University of British Columbia Professor of Philosophy Edward Slingerland reminds us in his 2021 book “Drunk” that beverage alcohol has been an enabler of civilisation(s) for ~8,000 years and counting, and that evolution has not yet eliminated the taste for alcohol from our motivational system. Is it an evolutionary accident or hangover? Slingerland argues it is not, and that evidence is provided from archaeology, history, cognitive neuroscience, social psychology, literature and genetics to underpin a rigourous understanding of the place of alcoholic beverages in civilisation.

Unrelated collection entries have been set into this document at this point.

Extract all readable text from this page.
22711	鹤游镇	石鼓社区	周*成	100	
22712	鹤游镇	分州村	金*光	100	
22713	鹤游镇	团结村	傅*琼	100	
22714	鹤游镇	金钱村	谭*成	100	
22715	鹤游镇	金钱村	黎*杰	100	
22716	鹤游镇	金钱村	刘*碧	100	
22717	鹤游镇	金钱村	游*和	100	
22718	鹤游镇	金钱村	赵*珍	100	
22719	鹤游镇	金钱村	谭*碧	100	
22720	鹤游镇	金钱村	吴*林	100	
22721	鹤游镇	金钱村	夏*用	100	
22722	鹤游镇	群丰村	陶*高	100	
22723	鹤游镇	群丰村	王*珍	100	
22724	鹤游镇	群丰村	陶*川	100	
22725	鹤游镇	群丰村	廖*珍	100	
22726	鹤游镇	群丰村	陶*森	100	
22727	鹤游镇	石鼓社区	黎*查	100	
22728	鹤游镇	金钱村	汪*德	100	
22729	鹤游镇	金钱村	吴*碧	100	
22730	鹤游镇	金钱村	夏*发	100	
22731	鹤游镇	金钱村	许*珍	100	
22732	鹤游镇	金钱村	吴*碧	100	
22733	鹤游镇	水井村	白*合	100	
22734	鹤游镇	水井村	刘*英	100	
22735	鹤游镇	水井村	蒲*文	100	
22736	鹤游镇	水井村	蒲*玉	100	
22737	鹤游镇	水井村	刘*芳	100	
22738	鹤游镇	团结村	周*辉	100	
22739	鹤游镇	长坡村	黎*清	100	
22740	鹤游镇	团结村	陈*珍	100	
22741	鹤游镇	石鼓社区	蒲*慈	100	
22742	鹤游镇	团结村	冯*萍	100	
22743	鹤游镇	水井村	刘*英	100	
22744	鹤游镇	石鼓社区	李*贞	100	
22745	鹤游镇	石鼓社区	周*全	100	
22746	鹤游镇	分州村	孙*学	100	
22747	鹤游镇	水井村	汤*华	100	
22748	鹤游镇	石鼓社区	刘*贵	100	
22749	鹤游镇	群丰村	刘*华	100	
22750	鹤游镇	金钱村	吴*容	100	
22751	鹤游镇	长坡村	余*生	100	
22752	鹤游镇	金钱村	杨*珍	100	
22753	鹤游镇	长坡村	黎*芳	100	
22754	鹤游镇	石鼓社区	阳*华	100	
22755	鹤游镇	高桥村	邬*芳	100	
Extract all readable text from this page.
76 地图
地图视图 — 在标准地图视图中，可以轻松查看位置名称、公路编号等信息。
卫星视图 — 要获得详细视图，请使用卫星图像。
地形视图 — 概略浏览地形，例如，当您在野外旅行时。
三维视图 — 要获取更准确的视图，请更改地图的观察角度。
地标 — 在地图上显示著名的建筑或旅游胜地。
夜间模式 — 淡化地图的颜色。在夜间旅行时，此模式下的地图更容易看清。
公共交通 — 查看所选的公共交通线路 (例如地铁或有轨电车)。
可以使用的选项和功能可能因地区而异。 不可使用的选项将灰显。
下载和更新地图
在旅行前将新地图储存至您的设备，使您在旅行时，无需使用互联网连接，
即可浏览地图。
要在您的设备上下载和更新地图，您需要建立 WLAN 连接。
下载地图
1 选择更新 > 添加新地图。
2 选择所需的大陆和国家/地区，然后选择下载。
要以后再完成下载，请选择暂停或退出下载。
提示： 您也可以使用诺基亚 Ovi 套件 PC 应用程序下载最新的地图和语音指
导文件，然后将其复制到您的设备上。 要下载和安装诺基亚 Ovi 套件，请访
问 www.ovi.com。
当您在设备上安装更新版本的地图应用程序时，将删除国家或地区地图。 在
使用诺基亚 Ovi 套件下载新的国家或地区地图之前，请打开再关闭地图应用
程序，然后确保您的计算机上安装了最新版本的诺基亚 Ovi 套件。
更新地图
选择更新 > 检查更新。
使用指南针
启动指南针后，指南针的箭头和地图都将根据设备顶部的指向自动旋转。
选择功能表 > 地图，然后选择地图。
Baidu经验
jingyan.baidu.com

My strategic advice to the Canadian and global wine sector is not to debate the opponents of alcohol directly on the narrow but complex scientific questions of harms to health.
Rather, a strategy for the wine sector and its professional advisors is that it be nuanced and moderate: in the main, it would remind customers, regulators, government policymakers, and yes, opponents, that wine plays a role as a place-based, fresh-grape fermented agricultural product - often made by families and small businesses - to be enjoyed with food; that it promotes a cultural identity and is a significant tourism attribute; that it promotes innovation and creative thinking; and that it marks special occasions and contributes to the fabric of family, professional and social connections.
If these occasions and connections aren’t needed in these turbulent 21st century times, when are they? The answer, it turns out, is: throughout human history.